Dynamic Distribution Calibration Method for Few-Shot Learning

Abstract Convolutional neural network (CNN) is frequently used in image classification. However, obtaining sufficient labelled data for training is difficult because labelling data is costly. Learning from a limited number of samples creates challenges since the learned model may become overfitted due to the biased distribution caused by a few training samples and the pow learning algorithm. This paper proposed a dynamic distribution calibration method for the few shot-learning. First, the base and new class samples were normalized using the normalization technique to eliminate the effect of different feature magnitudes. A pre-trained feature extraction model extracts the sample feature vectors of the base class and the new class. The distribution characteristics of the adjacent and remote base classes are dynamically selected for a new class sample in an embedding space by a threshold value method. A similar class usually has a similar feature distribution, such as mean and variance. So, the means and variance of the Gaussian distribution can be transferred between similar classes.

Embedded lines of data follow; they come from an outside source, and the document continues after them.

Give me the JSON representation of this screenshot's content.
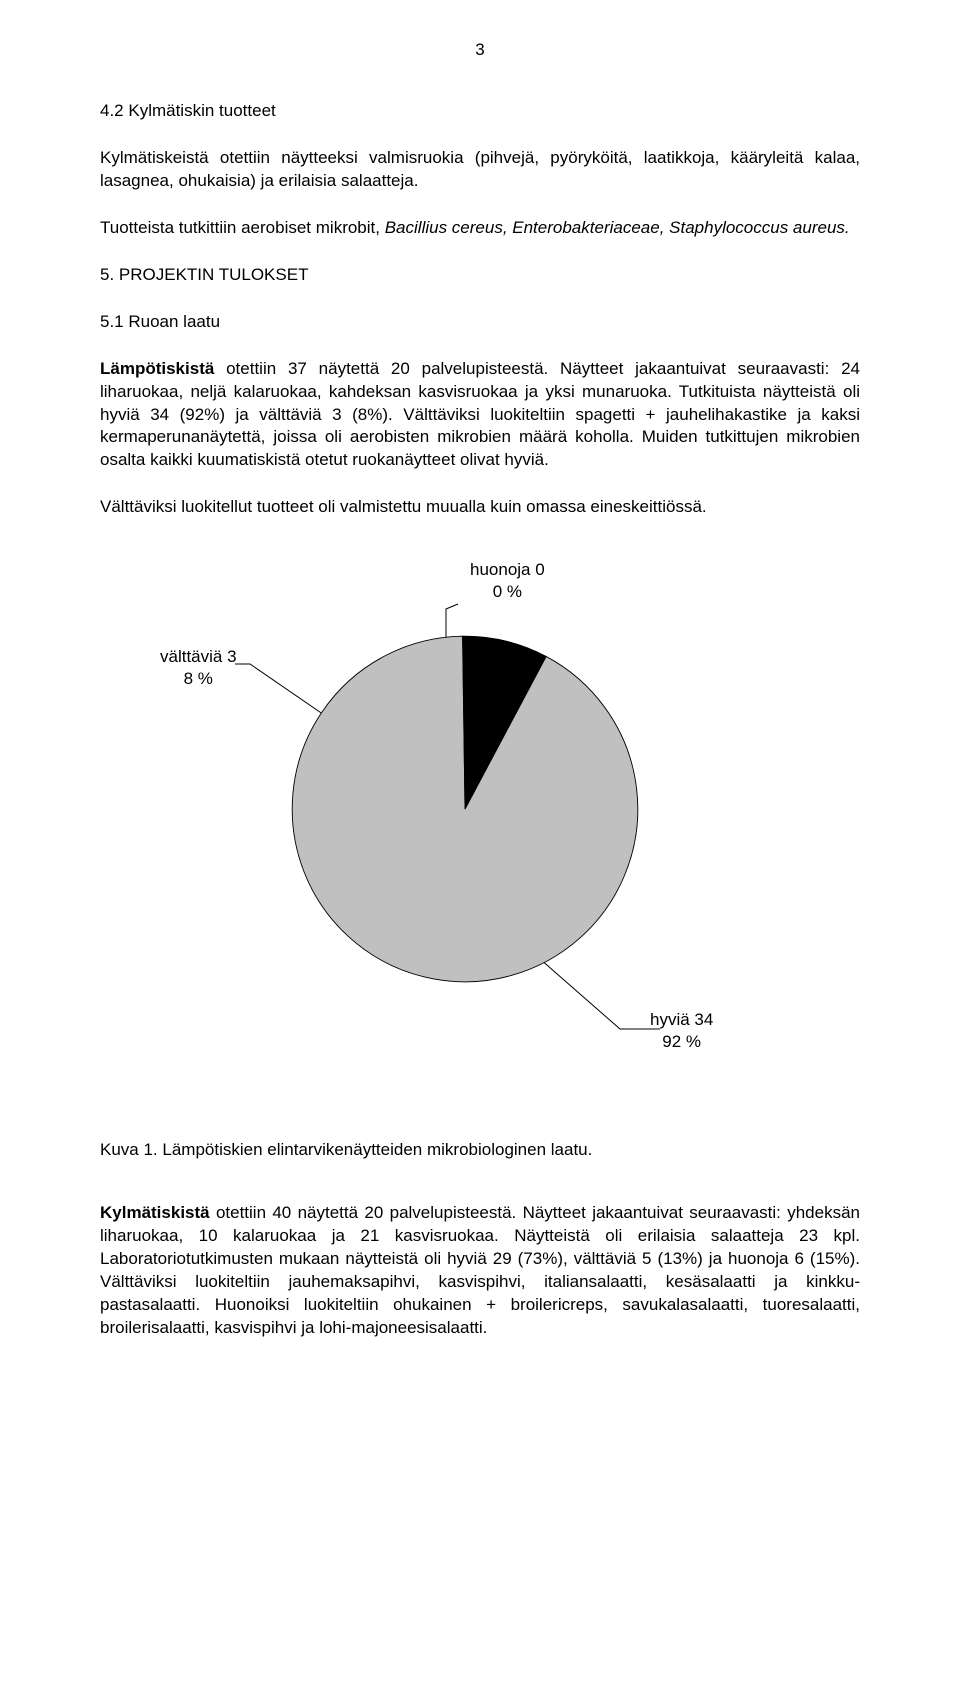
{
  "page_number": "3",
  "section_42": {
    "heading": "4.2 Kylmätiskin tuotteet",
    "para1_plain": "Kylmätiskeistä otettiin näytteeksi valmisruokia (pihvejä, pyöryköitä, laatikkoja, kääryleitä kalaa, lasagnea, ohukaisia) ja erilaisia salaatteja.",
    "para2_plain": "Tuotteista tutkittiin aerobiset mikrobit, ",
    "para2_italic": "Bacillius cereus, Enterobakteriaceae, Staphylococcus aureus.",
    "heading_5": "5. PROJEKTIN TULOKSET",
    "heading_51": "5.1 Ruoan laatu",
    "para3_bold": "Lämpötiskistä",
    "para3_rest": " otettiin 37 näytettä 20 palvelupisteestä. Näytteet jakaantuivat seuraavasti: 24 liharuokaa, neljä kalaruokaa, kahdeksan kasvisruokaa ja yksi munaruoka. Tutkituista näytteistä oli hyviä 34 (92%) ja välttäviä 3 (8%). Välttäviksi luokiteltiin spagetti + jauhelihakastike ja kaksi kermaperunanäytettä, joissa oli aerobisten mikrobien määrä koholla. Muiden tutkittujen mikrobien osalta kaikki kuumatiskistä otetut ruokanäytteet olivat hyviä.",
    "para4": "Välttäviksi luokitellut tuotteet oli valmistettu muualla kuin omassa eineskeittiössä."
  },
  "pie": {
    "type": "pie",
    "background_color": "#ffffff",
    "slices": [
      {
        "label": "hyviä 34\n92 %",
        "value": 92,
        "color": "#c0c0c0"
      },
      {
        "label": "välttäviä 3\n8 %",
        "value": 8,
        "color": "#000000"
      },
      {
        "label": "huonoja 0\n0 %",
        "value": 0,
        "color": "#ffffff"
      }
    ],
    "stroke_color": "#000000",
    "stroke_width": 1,
    "label_fontsize": 17,
    "start_angle_deg": -62
  },
  "caption": "Kuva 1. Lämpötiskien elintarvikenäytteiden mikrobiologinen laatu.",
  "section_last": {
    "bold": "Kylmätiskistä",
    "rest": " otettiin 40 näytettä 20 palvelupisteestä. Näytteet jakaantuivat seuraavasti: yhdeksän liharuokaa, 10 kalaruokaa ja 21 kasvisruokaa. Näytteistä oli erilaisia salaatteja 23 kpl. Laboratoriotutkimusten mukaan näytteistä oli hyviä 29 (73%), välttäviä 5 (13%) ja huonoja 6 (15%). Välttäviksi luokiteltiin jauhemaksapihvi, kasvispihvi, italiansalaatti, kesäsalaatti ja kinkku-pastasalaatti. Huonoiksi luokiteltiin ohukainen + broilericreps, savukalasalaatti, tuoresalaatti, broilerisalaatti, kasvispihvi ja lohi-majoneesisalaatti."
  }
}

In the paper, the feature distribution is assumed to follow the Gaussian distribution. Then, the distributional features of each sample in the new class are calibrated using the corrected hyperparameter based on the distribution features of the adjacent base class and far base class in the embedding space. Finally, the calibrated distribution features augment the sample set of the new class. In some experiments on the benchmark datasets miniImagenet and CUB, the new dynamic distribution calibration method achieves up to 4% accuracy gains in some few-shot classification challenges and achieves superior performance.